While checking if the Roner Compact has or not a PID temperature controller I found an interesting information provided by ICC Roner in one of its manual (pages 2 and 3). This document is in Spanish and I hope I did not make any translation mistakes (see the table below). Roner gives some information about the core temperature of some products and the time it should remains at this temperature.

ICC Roner’s information about core temperature and time while sous vide cooking

  Weight Core °C Water bath °C Time (min.) Comments
Tuna 150 g 38 50 11 to be grilled 2 min
Codfish 200 g 38-40 50 12 to be served immediately
Mackerel 100 g 43 43 8 to be served immediately
Sea Bass 200 g 45 50 15 to be grilled 2 min
Hake 200 g 50 60 12 to be served immediately
Monkfish 180 g 48 60 12 to the furnace for some secondes
Ray 150 g 50 55 10 to be served immediately
Salmon 200 g 38 50 13 to be served immediately
Veal steak 200 g 50 65 15 to be grilled 2 min
Foie gras 300 g 60 65 20 to be grilled 2 min
Loin of lamb 200 g 60 65 20 to be grilled 2 min
Breast of "fattened chicken" 180 g 62 65 20 to be grilled 2 min
Roast beef 350 g 55 65 17 to be grilled 2 min
Artichokes 500 g 90 90 45 to be grilled 2 min
Banana 100 g 65 65 20 to be served immediately

I have now the feeling that I have to take an interest in waterproof hypodermic probes…

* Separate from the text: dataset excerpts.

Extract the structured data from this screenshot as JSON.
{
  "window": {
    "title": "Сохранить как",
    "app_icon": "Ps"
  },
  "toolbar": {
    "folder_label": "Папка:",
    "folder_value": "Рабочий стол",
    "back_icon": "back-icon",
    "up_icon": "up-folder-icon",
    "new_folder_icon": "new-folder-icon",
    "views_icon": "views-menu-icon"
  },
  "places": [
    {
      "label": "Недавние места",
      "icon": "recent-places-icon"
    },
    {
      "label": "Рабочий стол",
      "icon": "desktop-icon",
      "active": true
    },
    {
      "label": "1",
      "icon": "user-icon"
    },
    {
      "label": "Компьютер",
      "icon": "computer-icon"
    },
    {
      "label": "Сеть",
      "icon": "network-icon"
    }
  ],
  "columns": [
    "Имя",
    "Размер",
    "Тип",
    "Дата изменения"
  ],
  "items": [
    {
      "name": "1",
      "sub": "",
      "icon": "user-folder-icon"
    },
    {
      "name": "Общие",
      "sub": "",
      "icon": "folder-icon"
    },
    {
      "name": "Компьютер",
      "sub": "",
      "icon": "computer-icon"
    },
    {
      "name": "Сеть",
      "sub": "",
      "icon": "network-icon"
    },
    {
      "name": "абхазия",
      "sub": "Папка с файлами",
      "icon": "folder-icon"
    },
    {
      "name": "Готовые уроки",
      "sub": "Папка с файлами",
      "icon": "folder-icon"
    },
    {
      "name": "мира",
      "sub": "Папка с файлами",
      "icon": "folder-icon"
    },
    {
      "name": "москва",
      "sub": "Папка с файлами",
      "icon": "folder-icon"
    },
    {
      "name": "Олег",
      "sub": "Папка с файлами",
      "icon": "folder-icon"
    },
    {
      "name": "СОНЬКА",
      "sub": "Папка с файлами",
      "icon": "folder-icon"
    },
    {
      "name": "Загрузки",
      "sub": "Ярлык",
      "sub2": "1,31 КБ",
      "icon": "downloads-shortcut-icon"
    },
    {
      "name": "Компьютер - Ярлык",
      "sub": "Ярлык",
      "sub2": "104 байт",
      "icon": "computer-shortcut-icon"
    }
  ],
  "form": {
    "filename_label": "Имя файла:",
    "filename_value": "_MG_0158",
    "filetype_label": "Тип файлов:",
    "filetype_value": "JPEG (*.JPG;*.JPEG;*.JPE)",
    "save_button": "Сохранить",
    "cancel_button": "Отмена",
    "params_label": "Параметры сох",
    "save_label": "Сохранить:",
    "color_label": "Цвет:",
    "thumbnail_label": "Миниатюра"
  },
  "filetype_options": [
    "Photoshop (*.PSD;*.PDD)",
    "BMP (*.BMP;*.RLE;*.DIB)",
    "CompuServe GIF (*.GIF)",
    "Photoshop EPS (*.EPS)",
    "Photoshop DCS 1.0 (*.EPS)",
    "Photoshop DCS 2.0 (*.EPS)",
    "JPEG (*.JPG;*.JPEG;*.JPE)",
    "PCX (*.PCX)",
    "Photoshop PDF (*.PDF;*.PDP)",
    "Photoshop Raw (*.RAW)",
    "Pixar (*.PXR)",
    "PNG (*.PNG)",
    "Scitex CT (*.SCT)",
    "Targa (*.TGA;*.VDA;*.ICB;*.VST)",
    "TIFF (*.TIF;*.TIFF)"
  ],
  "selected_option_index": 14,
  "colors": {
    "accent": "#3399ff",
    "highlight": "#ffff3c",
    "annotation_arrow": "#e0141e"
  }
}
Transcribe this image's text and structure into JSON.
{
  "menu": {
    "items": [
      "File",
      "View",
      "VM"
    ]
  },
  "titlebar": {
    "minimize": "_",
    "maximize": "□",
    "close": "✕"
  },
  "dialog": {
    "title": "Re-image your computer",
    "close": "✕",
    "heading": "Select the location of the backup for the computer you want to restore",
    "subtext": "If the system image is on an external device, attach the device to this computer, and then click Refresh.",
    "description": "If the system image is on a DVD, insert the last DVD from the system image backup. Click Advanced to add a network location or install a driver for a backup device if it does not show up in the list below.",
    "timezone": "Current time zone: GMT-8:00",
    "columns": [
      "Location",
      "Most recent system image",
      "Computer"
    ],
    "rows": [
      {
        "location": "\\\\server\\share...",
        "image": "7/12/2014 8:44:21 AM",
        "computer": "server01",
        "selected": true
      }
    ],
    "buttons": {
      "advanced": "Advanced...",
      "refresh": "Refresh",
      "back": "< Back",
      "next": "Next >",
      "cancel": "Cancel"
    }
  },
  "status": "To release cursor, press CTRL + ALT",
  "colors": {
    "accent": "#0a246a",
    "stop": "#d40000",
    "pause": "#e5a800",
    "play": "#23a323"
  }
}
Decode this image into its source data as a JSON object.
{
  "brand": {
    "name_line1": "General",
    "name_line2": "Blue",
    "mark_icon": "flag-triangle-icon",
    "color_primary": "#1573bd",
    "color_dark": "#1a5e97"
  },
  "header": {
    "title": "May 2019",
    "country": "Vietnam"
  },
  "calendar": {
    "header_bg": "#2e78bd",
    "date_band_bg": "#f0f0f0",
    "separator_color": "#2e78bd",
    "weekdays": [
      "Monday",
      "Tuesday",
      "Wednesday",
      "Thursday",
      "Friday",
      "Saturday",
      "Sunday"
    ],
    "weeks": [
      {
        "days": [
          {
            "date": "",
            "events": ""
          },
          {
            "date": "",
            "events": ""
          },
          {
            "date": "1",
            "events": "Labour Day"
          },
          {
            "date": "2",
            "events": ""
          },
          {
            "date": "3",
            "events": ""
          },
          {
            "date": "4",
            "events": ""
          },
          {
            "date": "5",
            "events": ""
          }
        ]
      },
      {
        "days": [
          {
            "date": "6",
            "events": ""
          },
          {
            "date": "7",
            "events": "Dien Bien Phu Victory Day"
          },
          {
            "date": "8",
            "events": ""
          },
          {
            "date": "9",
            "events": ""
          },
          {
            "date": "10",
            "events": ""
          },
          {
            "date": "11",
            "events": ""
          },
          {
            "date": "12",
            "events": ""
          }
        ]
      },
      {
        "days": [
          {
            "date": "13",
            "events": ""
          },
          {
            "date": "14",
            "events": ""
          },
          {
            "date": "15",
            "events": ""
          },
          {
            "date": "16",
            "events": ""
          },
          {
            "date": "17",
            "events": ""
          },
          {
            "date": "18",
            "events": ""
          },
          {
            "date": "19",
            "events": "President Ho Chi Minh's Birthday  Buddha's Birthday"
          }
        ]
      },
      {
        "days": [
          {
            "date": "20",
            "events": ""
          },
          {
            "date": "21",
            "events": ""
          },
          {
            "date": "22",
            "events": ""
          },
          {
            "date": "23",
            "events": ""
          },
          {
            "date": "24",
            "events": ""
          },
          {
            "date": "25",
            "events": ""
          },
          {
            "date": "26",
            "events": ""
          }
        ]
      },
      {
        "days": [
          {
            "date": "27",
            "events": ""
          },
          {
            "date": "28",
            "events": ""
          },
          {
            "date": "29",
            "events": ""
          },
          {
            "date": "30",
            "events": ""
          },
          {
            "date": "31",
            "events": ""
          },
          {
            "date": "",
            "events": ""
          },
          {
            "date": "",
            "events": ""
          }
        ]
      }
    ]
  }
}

Anyway, thank to Karl who was right. Roner compact water bath does not contain any PID temperature controller. Therefore the main differences between my basic water bath and a Roner Compact water bath are: a water pump, the heating element of Roner Compact is located in the water, a security water sensor, a temperature probe located directly in the water.